To sum up, the announcement of the Turkish Stream project last year is evidence of Russia-Turkey energy relations development dynamics with Russia’s wish to develop relations further. Gazprom has supplied gas to Turkey since 2003 through the Blue Stream Pipeline while Turkey has remained a notable and reliable consumer of Gazprom since then with no debts to complicate relations.
The gas issues between Russia and other consumers and transit states have been based on unpaid debts or price disputes. Although Gazprom was operating on its own business code of ethics exercising its right to cut gas when debts were unpaid, the company’s public image became tarnished in Europe. This strategy led to the EU’s decision to diversify its suppliers and decrease its dependency on Russia to avoid a similar crisis to Ukraine. Therefore, if Gazprom cuts Turkey’s gas because of Turkey-Russia tension, the company’s image will be irrevocably damaged in Turkey and in European markets as well.
Secondly, the future of the Turkish Stream will become questionable if there is a possibility of cutting gas through Turkey as the alternative transit country to Ukraine. Such a step will also hurt Gazprom’s image, as it creates the perception that problems originate from Gazprom and not from transit states.

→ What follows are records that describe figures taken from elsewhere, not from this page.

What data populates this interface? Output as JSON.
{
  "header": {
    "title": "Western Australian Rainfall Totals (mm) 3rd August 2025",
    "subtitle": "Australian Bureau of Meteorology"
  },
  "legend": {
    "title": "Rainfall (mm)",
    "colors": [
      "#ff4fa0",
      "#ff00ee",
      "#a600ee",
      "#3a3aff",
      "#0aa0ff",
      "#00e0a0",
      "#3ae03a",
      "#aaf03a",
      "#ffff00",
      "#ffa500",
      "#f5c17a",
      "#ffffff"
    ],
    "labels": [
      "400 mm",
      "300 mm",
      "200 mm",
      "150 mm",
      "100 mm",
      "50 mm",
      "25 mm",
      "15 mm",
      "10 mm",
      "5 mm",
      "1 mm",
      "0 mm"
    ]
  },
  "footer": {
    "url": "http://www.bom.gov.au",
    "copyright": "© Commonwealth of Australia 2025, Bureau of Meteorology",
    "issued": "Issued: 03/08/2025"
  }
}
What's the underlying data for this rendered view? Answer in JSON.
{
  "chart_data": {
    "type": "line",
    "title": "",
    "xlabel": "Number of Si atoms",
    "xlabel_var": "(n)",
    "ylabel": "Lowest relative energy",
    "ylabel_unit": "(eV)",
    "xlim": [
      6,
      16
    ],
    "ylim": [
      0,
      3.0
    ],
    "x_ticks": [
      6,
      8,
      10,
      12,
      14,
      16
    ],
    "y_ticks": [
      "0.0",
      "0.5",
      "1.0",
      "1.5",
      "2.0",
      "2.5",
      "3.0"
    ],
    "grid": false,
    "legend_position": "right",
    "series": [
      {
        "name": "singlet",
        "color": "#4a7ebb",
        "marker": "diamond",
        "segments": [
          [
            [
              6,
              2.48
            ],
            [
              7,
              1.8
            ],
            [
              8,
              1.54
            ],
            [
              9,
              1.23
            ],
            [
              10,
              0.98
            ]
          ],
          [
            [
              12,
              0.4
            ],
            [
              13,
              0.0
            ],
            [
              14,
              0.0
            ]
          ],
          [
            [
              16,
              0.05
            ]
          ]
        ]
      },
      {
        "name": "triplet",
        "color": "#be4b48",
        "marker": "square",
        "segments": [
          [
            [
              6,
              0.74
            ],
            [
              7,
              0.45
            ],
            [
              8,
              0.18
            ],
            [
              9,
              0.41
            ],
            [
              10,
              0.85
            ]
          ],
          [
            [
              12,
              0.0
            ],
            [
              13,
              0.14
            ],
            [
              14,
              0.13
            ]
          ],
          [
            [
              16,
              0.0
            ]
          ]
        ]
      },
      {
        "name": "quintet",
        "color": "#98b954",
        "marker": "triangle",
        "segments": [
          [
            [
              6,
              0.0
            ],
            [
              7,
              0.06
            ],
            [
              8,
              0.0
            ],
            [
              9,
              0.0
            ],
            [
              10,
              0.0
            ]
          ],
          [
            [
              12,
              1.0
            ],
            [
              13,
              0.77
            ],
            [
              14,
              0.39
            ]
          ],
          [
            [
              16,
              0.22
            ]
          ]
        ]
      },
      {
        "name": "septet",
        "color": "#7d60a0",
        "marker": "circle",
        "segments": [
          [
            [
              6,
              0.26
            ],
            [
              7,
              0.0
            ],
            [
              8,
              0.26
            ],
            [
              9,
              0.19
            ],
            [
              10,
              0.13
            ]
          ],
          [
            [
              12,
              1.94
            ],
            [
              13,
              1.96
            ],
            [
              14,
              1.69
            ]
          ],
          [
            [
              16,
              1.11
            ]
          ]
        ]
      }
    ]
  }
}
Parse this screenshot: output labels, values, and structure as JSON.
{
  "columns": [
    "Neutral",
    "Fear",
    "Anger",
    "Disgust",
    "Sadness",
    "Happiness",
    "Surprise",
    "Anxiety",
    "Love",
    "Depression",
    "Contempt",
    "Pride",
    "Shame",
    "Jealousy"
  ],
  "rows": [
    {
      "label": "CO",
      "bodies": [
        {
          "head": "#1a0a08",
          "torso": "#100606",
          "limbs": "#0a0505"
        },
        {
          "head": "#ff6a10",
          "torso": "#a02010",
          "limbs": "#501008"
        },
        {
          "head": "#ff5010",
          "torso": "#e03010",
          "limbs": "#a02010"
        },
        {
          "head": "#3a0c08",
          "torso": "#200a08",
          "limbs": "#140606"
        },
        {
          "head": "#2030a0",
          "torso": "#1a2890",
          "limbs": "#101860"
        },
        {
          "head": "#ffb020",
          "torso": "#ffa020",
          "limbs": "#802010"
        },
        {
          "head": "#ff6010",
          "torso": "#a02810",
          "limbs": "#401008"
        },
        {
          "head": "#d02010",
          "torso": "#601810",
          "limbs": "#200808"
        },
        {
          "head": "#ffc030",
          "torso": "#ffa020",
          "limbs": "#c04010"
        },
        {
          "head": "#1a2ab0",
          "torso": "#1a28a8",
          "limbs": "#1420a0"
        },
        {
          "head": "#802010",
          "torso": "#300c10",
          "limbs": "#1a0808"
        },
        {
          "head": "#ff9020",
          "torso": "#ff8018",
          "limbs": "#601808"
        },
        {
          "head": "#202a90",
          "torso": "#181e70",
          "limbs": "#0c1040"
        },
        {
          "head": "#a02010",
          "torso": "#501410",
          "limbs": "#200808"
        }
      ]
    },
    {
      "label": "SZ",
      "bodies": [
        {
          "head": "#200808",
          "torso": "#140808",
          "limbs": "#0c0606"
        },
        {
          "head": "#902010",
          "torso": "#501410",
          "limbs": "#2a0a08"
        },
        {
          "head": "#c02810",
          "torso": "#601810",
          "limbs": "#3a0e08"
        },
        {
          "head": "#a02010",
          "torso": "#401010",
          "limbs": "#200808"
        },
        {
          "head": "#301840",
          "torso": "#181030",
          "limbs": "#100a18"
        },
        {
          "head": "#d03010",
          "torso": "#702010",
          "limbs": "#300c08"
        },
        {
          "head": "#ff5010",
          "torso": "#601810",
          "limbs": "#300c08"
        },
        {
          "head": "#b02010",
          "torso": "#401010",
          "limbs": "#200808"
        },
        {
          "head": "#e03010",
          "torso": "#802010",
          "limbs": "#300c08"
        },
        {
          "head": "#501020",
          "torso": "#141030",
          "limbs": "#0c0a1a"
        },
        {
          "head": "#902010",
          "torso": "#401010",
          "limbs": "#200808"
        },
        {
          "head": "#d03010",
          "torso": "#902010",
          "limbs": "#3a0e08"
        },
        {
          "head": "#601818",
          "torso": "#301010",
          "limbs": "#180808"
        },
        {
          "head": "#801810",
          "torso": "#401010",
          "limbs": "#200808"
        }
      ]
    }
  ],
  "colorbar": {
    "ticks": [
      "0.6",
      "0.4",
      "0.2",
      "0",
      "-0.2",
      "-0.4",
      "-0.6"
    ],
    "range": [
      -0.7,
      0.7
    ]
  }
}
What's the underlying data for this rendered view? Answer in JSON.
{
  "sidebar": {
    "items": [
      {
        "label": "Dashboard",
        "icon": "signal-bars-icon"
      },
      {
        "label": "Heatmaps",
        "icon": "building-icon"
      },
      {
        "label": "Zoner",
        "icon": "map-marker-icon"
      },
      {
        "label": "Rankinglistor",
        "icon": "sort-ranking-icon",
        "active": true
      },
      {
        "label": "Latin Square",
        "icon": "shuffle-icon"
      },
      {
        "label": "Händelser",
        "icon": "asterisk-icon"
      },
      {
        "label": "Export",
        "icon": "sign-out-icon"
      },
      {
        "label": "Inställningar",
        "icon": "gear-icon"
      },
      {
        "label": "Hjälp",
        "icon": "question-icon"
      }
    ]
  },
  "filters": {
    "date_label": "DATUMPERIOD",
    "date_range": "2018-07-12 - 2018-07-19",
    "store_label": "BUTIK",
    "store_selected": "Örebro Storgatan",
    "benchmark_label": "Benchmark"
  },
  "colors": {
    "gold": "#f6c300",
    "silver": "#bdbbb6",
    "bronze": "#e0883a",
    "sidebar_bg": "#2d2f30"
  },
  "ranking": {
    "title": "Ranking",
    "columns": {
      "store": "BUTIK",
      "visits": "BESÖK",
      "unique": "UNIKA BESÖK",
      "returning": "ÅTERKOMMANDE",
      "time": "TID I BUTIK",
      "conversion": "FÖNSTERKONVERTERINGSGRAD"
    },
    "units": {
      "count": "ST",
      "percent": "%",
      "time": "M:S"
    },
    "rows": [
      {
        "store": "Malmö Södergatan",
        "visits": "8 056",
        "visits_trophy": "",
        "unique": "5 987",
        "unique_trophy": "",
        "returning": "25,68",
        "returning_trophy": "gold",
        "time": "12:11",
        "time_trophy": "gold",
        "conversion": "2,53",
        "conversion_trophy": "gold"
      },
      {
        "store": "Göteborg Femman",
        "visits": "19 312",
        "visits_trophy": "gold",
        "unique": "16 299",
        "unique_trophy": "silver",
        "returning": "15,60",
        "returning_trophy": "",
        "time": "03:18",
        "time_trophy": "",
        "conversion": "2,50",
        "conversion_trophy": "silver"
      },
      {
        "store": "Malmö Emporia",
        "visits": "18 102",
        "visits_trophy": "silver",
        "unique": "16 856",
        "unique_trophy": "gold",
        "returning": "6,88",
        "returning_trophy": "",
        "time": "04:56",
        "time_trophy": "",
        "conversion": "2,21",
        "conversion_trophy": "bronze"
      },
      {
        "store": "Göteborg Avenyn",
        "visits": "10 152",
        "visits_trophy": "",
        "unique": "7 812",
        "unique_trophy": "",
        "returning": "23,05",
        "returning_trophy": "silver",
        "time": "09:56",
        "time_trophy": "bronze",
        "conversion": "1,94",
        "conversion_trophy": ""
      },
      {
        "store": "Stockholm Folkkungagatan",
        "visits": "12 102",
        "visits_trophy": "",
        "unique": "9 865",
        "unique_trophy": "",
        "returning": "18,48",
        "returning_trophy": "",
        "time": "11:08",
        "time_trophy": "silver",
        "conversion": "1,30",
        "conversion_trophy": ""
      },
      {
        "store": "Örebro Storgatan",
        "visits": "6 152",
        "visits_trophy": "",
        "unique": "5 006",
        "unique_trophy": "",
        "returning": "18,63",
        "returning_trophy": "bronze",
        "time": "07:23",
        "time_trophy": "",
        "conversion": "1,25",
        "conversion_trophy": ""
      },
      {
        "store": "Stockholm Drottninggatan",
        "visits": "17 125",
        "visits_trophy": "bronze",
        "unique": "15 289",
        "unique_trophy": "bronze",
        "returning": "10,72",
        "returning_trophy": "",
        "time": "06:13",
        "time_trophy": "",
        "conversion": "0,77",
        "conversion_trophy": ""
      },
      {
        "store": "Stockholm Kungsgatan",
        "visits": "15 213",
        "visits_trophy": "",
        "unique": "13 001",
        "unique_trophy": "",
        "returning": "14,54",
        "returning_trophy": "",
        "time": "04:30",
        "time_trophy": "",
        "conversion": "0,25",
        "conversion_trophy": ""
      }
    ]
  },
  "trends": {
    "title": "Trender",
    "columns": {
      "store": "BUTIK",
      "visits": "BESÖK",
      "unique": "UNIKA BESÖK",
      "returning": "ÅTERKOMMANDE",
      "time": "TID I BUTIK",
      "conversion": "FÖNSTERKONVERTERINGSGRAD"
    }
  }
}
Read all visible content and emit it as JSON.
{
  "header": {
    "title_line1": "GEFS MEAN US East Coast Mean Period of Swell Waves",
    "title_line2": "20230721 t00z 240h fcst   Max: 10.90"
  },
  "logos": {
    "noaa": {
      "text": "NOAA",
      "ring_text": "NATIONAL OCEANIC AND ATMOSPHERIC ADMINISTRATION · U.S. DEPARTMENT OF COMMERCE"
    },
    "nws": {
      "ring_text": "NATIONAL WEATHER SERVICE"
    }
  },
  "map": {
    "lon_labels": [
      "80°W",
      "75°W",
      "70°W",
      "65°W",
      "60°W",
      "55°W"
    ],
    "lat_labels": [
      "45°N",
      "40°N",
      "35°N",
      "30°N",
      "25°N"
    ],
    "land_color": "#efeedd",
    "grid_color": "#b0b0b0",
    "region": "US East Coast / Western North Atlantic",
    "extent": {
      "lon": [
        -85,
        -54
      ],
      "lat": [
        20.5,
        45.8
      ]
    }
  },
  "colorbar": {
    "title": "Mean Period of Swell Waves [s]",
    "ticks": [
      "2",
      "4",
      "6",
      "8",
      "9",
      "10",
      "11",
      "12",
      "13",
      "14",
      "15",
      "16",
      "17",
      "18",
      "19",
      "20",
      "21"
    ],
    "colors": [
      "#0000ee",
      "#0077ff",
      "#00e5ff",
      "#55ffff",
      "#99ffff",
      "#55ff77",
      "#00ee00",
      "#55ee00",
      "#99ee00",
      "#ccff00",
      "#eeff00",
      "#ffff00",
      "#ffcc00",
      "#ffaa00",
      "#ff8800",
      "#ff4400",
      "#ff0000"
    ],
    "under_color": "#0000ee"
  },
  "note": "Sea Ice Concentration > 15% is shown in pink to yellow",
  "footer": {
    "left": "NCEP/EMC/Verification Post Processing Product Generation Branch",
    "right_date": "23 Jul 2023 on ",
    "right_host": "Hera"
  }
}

Lastly, Turkey’s gas consumption is rising year on year which means Gazprom is making substantial profits in the Turkish market. Gazprom’s own statistics indicate that Turkey is an indispensable market for the company’s profit margin. Therefore, although Ankara’s and Moscow’s relations are occasionally tense, to cut Turkey’s gas due to political motivation would be a remote possibility and inconsistent with the company’s past decisions.